Robaron y torturaron al médico Vigorito

Dos delincuentes armados lo derribaron en la vereda de su casa, mientras entraba el auto. Lo arrastraron inconsciente hasta su habitación, lo ataron y lo rociaron con alcohol. Se llevaron mil pesos, aproximadamente.
Un robo de inusitada violencia aconteció durante las primeras horas de ayer, y tuvo como víctima al reconocido médico Roberto Vigorito (80). Dos asaltantes armados lo abordaron mientras entraba el auto a su vivienda, y lo golpearon hasta que quedó inconsciente. Lo llevaron al interior de la morada, lo ataron a su cama y lo torturaron. "Me quedó el alma hecha pelota", dijo a LA ARENA.

Según el comisario Héctor Melchor de la Seccional Tercera, el hecho ocurrió a las 2.20 de la madrugada en 9 de Julio al 600, casi Ayala (zona céntrica). El "famoso facultativo de la medicina", según refirió el uniformado, estaba guardando el auto, y cuando se bajó a abrir el portón dos desconocidos encapuchados lo golpearon. Lo arrastraron sin conocimiento hasta su habitación y lo ataron de pies y manos a la cama. Se llevaron entre 300 pesos y 500 y huyeron.

Relato.

Un cronista de este medio se entrevistó con Vigorito, y éste relató el desarrollo del asalto de forma más detallada y escalofriante. "Había ido al Casino y salí tipo 2", contó. "Llegué a mi casa y seguramente ya me estaban esperando, escondidos entre los arbustos. Tenían los rostros completamente cubiertos: sólo pude verle los ojos, pero eran morochos y supongo que tenían entre 25 y 30 años. Uno de ellos me puso un revólver chiquito debajo del mentón y me derribó de un golpe. Estando en el suelo continué recibiendo piñas en la cabeza y perdí el conocimiento", explicó el profesional.

Estando en su habitación, Vigorito fue atado a la cama con dos cinturones y con el cable de un teléfono, y continuó sufriendo tormentos por parte de los sujetos. "En un momento agarraron dos botellas de alcohol etílico que había en el consultorio (ubicado dentro de la misma morada) y me rociaron en casi todo el cuerpo. '¿Dónde están los dólares?', me preguntaban una y otra vez. Yo les decía que no tenía nada, que revisaran, pero ellos continuaron golpeándome. Después uno agarró un diario y lo prendió fuego, y lo pasaba bien cerca mío. 'Te prendemos fuego si no nos das los dólares', me decían. Recién cuando les dije que la semana pasada me habían robado se tranquilizaron, y al poco tiempo se fueron", explayó el facultativo.

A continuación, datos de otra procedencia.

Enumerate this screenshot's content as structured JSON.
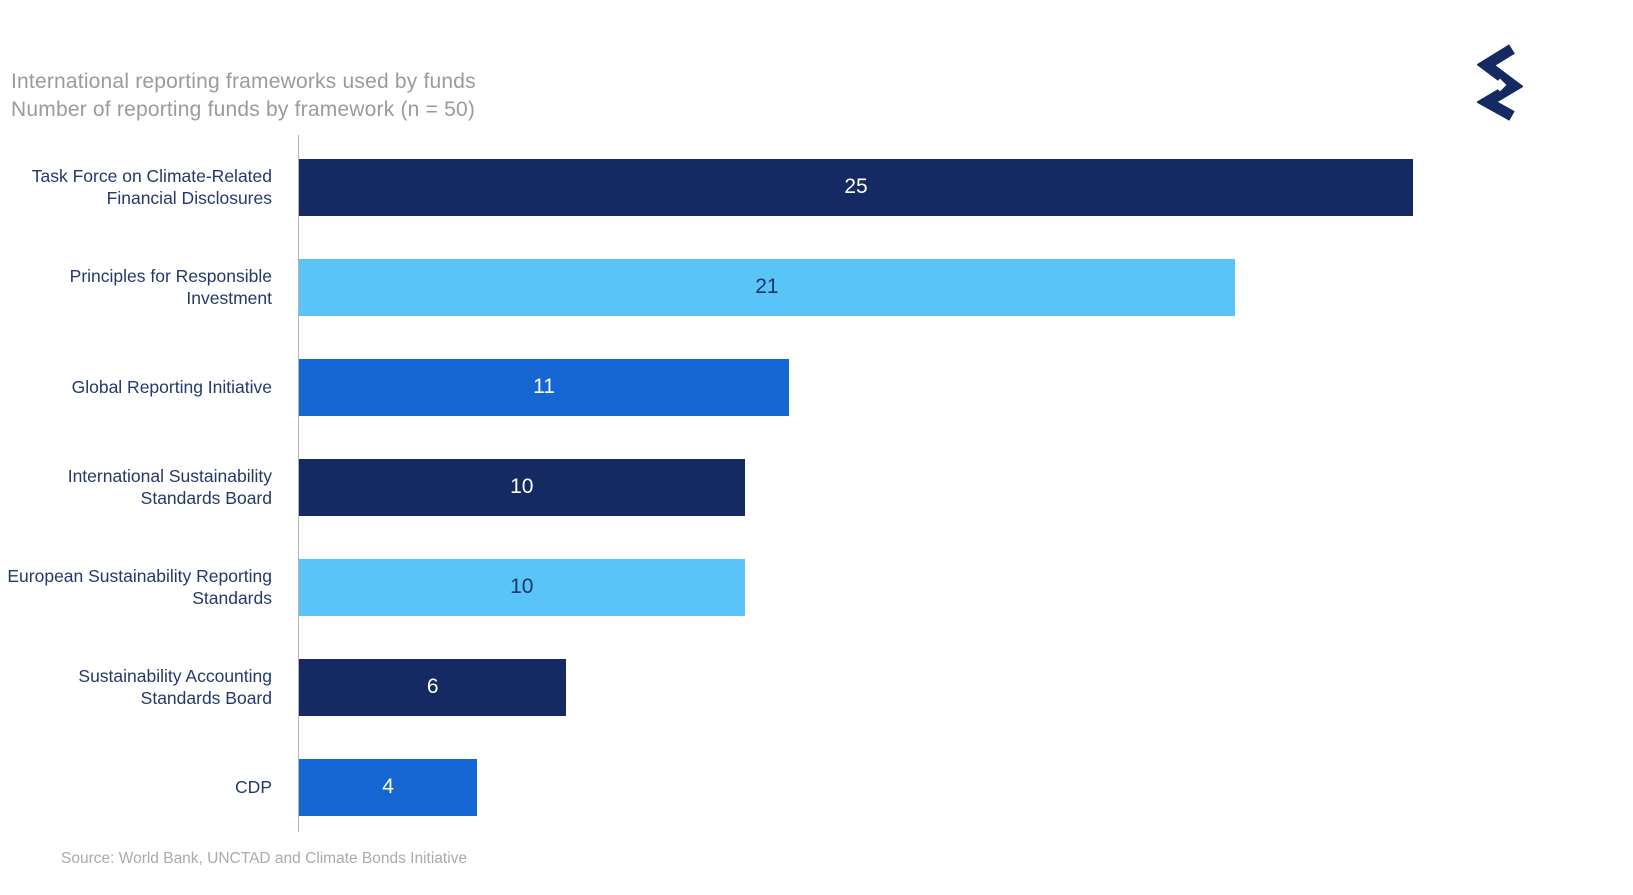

Los asaltantes revolvieron toda la casa y encontraron 400 pesos que había en un cajón ("los honorarios del día") debajo de un mazo de cartas, y 800 pesos en uno de los bolsillos del pantalón del médico. Ambos estaban armados con revólveres y cubrieron sus manos con guantes de lana. "Muy mala gente" expresó el malherido doctor, quien tras la partida de los delincuentes pudo desatarse y llamar al 101 con su celular.

El otro robo.

Según la hipótesis de una alta autoridad policial, los delincuentes tenían el dato de que en la casa había 30.000 pesos. Sin embargo, ese dinero había sido sustraído por otro grupo de ladrones el miércoles por la noche, pero como los jefes de la Seccional Tercera prefirieron no informarlo a los medios de comunicación, los violentos asaltantes no se enteraron de que tal dinero ya había sido robado. "Si hubieran sabido capaz que no entraban", expresó Vigorito.

Ese delito ocurrió entre la noche del miércoles y la madrugada del jueves. Los ladrones entraron a la casa por el techo y descendieron al patio por una escalera. Sin embargo, no utilizaron guantes y los peritos policiales habrían hallado algunas huellas digitales que permitirían identificarlos, pero hasta ayer no había habido avances en esa investigación.

Una bala perdida.

Vigorito presenta hematomas en sus manos, su cara y su cabeza. Ambos ojos -ayer inyectados en sangre- deberán ser revisados por un oculista, según refirió la propia víctima. Efectivos policiales de la Tercera, de la Brigada de Investigaciones y de la División Criminalística revisaron toda la vivienda, pero no pudieron hallar una bala calibre 22 que este cronista encontró a simple vista en la habitación de Vigorito.